Steve Meador is the author of Throwing Percy from the Cherry Tree, a poetry book that was an entrant for a National Book Award and the Pulitzer Prize in poetry. He is widely published in online and print journals. He has been a real estate broker since the early 1980s and currently lives and practices in the Tampa, FL, area.
Wednesday, February 15, 2012
In late spring, when the carnival came to town, it was like summer vacation had started early and it was that way every year I can remember.
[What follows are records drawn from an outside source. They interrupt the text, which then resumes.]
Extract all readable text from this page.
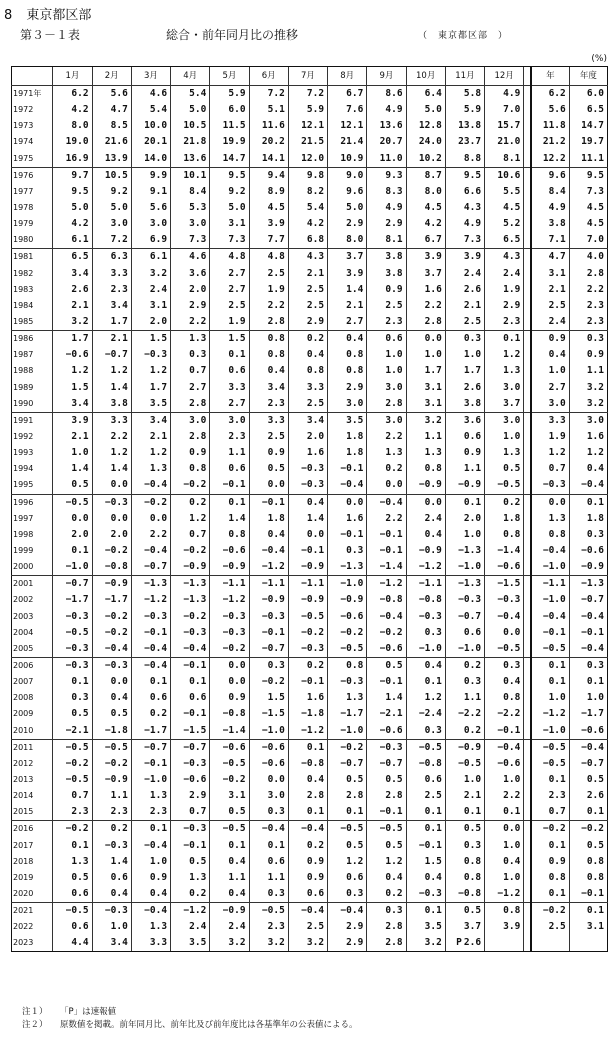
8 東京都区部
第３－１表	総合・前年同月比の推移	（　東京都区部　）
(%)
	1月	2月	3月	4月	5月	6月	7月	8月	9月	10月	11月	12月		年	年度
1971年	6.2	5.6	4.6	5.4	5.9	7.2	7.2	6.7	8.6	6.4	5.8	4.9		6.2	6.0
1972	4.2	4.7	5.4	5.0	6.0	5.1	5.9	7.6	4.9	5.0	5.9	7.0		5.6	6.5
1973	8.0	8.5	10.0	10.5	11.5	11.6	12.1	12.1	13.6	12.8	13.8	15.7		11.8	14.7
1974	19.0	21.6	20.1	21.8	19.9	20.2	21.5	21.4	20.7	24.0	23.7	21.0		21.2	19.7
1975	16.9	13.9	14.0	13.6	14.7	14.1	12.0	10.9	11.0	10.2	8.8	8.1		12.2	11.1
1976	9.7	10.5	9.9	10.1	9.5	9.4	9.8	9.0	9.3	8.7	9.5	10.6		9.6	9.5
1977	9.5	9.2	9.1	8.4	9.2	8.9	8.2	9.6	8.3	8.0	6.6	5.5		8.4	7.3
1978	5.0	5.0	5.6	5.3	5.0	4.5	5.4	5.0	4.9	4.5	4.3	4.5		4.9	4.5
1979	4.2	3.0	3.0	3.0	3.1	3.9	4.2	2.9	2.9	4.2	4.9	5.2		3.8	4.5
1980	6.1	7.2	6.9	7.3	7.3	7.7	6.8	8.0	8.1	6.7	7.3	6.5		7.1	7.0
1981	6.5	6.3	6.1	4.6	4.8	4.8	4.3	3.7	3.8	3.9	3.9	4.3		4.7	4.0
1982	3.4	3.3	3.2	3.6	2.7	2.5	2.1	3.9	3.8	3.7	2.4	2.4		3.1	2.8
1983	2.6	2.3	2.4	2.0	2.7	1.9	2.5	1.4	0.9	1.6	2.6	1.9		2.1	2.2
1984	2.1	3.4	3.1	2.9	2.5	2.2	2.5	2.1	2.5	2.2	2.1	2.9		2.5	2.3
1985	3.2	1.7	2.0	2.2	1.9	2.8	2.9	2.7	2.3	2.8	2.5	2.3		2.4	2.3
1986	1.7	2.1	1.5	1.3	1.5	0.8	0.2	0.4	0.6	0.0	0.3	0.1		0.9	0.3
1987	−0.6	−0.7	−0.3	0.3	0.1	0.8	0.4	0.8	1.0	1.0	1.0	1.2		0.4	0.9
1988	1.2	1.2	1.2	0.7	0.6	0.4	0.8	0.8	1.0	1.7	1.7	1.3		1.0	1.1
1989	1.5	1.4	1.7	2.7	3.3	3.4	3.3	2.9	3.0	3.1	2.6	3.0		2.7	3.2
1990	3.4	3.8	3.5	2.8	2.7	2.3	2.5	3.0	2.8	3.1	3.8	3.7		3.0	3.2
1991	3.9	3.3	3.4	3.0	3.0	3.3	3.4	3.5	3.0	3.2	3.6	3.0		3.3	3.0
1992	2.1	2.2	2.1	2.8	2.3	2.5	2.0	1.8	2.2	1.1	0.6	1.0		1.9	1.6
1993	1.0	1.2	1.2	0.9	1.1	0.9	1.6	1.8	1.3	1.3	0.9	1.3		1.2	1.2
1994	1.4	1.4	1.3	0.8	0.6	0.5	−0.3	−0.1	0.2	0.8	1.1	0.5		0.7	0.4
1995	0.5	0.0	−0.4	−0.2	−0.1	0.0	−0.3	−0.4	0.0	−0.9	−0.9	−0.5		−0.3	−0.4
1996	−0.5	−0.3	−0.2	0.2	0.1	−0.1	0.4	0.0	−0.4	0.0	0.1	0.2		0.0	0.1
1997	0.0	0.0	0.0	1.2	1.4	1.8	1.4	1.6	2.2	2.4	2.0	1.8		1.3	1.8
1998	2.0	2.0	2.2	0.7	0.8	0.4	0.0	−0.1	−0.1	0.4	1.0	0.8		0.8	0.3
1999	0.1	−0.2	−0.4	−0.2	−0.6	−0.4	−0.1	0.3	−0.1	−0.9	−1.3	−1.4		−0.4	−0.6
2000	−1.0	−0.8	−0.7	−0.9	−0.9	−1.2	−0.9	−1.3	−1.4	−1.2	−1.0	−0.6		−1.0	−0.9
2001	−0.7	−0.9	−1.3	−1.3	−1.1	−1.1	−1.1	−1.0	−1.2	−1.1	−1.3	−1.5		−1.1	−1.3
2002	−1.7	−1.7	−1.2	−1.3	−1.2	−0.9	−0.9	−0.9	−0.8	−0.8	−0.3	−0.3		−1.0	−0.7
2003	−0.3	−0.2	−0.3	−0.2	−0.3	−0.3	−0.5	−0.6	−0.4	−0.3	−0.7	−0.4		−0.4	−0.4
2004	−0.5	−0.2	−0.1	−0.3	−0.3	−0.1	−0.2	−0.2	−0.2	0.3	0.6	0.0		−0.1	−0.1
2005	−0.3	−0.4	−0.4	−0.4	−0.2	−0.7	−0.3	−0.5	−0.6	−1.0	−1.0	−0.5		−0.5	−0.4
2006	−0.3	−0.3	−0.4	−0.1	0.0	0.3	0.2	0.8	0.5	0.4	0.2	0.3		0.1	0.3
2007	0.1	0.0	0.1	0.1	0.0	−0.2	−0.1	−0.3	−0.1	0.1	0.3	0.4		0.1	0.1
2008	0.3	0.4	0.6	0.6	0.9	1.5	1.6	1.3	1.4	1.2	1.1	0.8		1.0	1.0
2009	0.5	0.5	0.2	−0.1	−0.8	−1.5	−1.8	−1.7	−2.1	−2.4	−2.2	−2.2		−1.2	−1.7
2010	−2.1	−1.8	−1.7	−1.5	−1.4	−1.0	−1.2	−1.0	−0.6	0.3	0.2	−0.1		−1.0	−0.6
2011	−0.5	−0.5	−0.7	−0.7	−0.6	−0.6	0.1	−0.2	−0.3	−0.5	−0.9	−0.4		−0.5	−0.4
2012	−0.2	−0.2	−0.1	−0.3	−0.5	−0.6	−0.8	−0.7	−0.7	−0.8	−0.5	−0.6		−0.5	−0.7
2013	−0.5	−0.9	−1.0	−0.6	−0.2	0.0	0.4	0.5	0.5	0.6	1.0	1.0		0.1	0.5
2014	0.7	1.1	1.3	2.9	3.1	3.0	2.8	2.8	2.8	2.5	2.1	2.2		2.3	2.6
2015	2.3	2.3	2.3	0.7	0.5	0.3	0.1	0.1	−0.1	0.1	0.1	0.1		0.7	0.1
2016	−0.2	0.2	0.1	−0.3	−0.5	−0.4	−0.4	−0.5	−0.5	0.1	0.5	0.0		−0.2	−0.2
2017	0.1	−0.3	−0.4	−0.1	0.1	0.1	0.2	0.5	0.5	−0.1	0.3	1.0		0.1	0.5
2018	1.3	1.4	1.0	0.5	0.4	0.6	0.9	1.2	1.2	1.5	0.8	0.4		0.9	0.8
2019	0.5	0.6	0.9	1.3	1.1	1.1	0.9	0.6	0.4	0.4	0.8	1.0		0.8	0.8
2020	0.6	0.4	0.4	0.2	0.4	0.3	0.6	0.3	0.2	−0.3	−0.8	−1.2		0.1	−0.1
2021	−0.5	−0.3	−0.4	−1.2	−0.9	−0.5	−0.4	−0.4	0.3	0.1	0.5	0.8		−0.2	0.1
2022	0.6	1.0	1.3	2.4	2.4	2.3	2.5	2.9	2.8	3.5	3.7	3.9		2.5	3.1
2023	4.4	3.4	3.3	3.5	3.2	3.2	3.2	2.9	2.8	3.2	P 2.6				
注１） 「P」は速報値
注２） 原数値を掲載。前年同月比、前年比及び前年度比は各基準年の公表値による。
Maybe because the weather was slowly clawing its way higher on the thermometer, maybe because the carnival brought us a color preview of summertime blooms or, maybe, we just came to realize that it was the beginning of the end of another school year. We always knew the date the caravan would arrive, usually a Wednesday or Thursday, and there must have seemed little reason, to the teachers and principal, to keep us in school after lunch on the chosen day. Homework was not given, just delayed, with an unspoken agreement that the next day or two would have a heavier load. Small towns, with their small schools and personal familiarities, made life tolerable in that fashion.
When the afternoon bell rang, there may have been a rush of bodies, but the minds had already vacated the building and were waiting at edge of town, surrounding the lot where raggedy and dirty-clothed men were busy unhooking, unloading, staking, stacking and testing what they had hauled over freeways, city streets and country roads. Even though the festival was at some distant place in the days before, it seemed to be a special delivery for our sole enjoyment. We would gather, sit, stand, squat and wait on the cotton candy-fresh spring grass that would, by the end of Sunday, look as crushed and dead as grass on the football field the coming fall. But, damage to the spring newness would not be a permanent. The grass would return to normal within a few weeks, as it was washed with rain, waxed with sun and blessed with an absence of feet and vehicles. It would be ready and waiting for us to play a summer’s worth of baseball.
The brothers, Pavel and Tibor, the twins who were good at every sport, sat a short distance from the rest of us. I walked in front of them. They were talking in whispers and watching the scene with dilated pupils. You did not need to hear the conversation to know that their sentences contained words like “what if” and “ how do we” and “when.” At an empty spot, between my friends and the twins, I was pulled by forces, either participate in the elation or join the sons of the crazy Slovakian, the butcher with the shop on Third Street, who, people said, strangled the Altmeyer’s German shepherd, because it was German. The clatter of overworked engines and smell of diesel fumes mixed with sweet smoke from the bratwurst vendor added another tugging force. I fell in that direction, dug in my pocket and pulled out a dollar.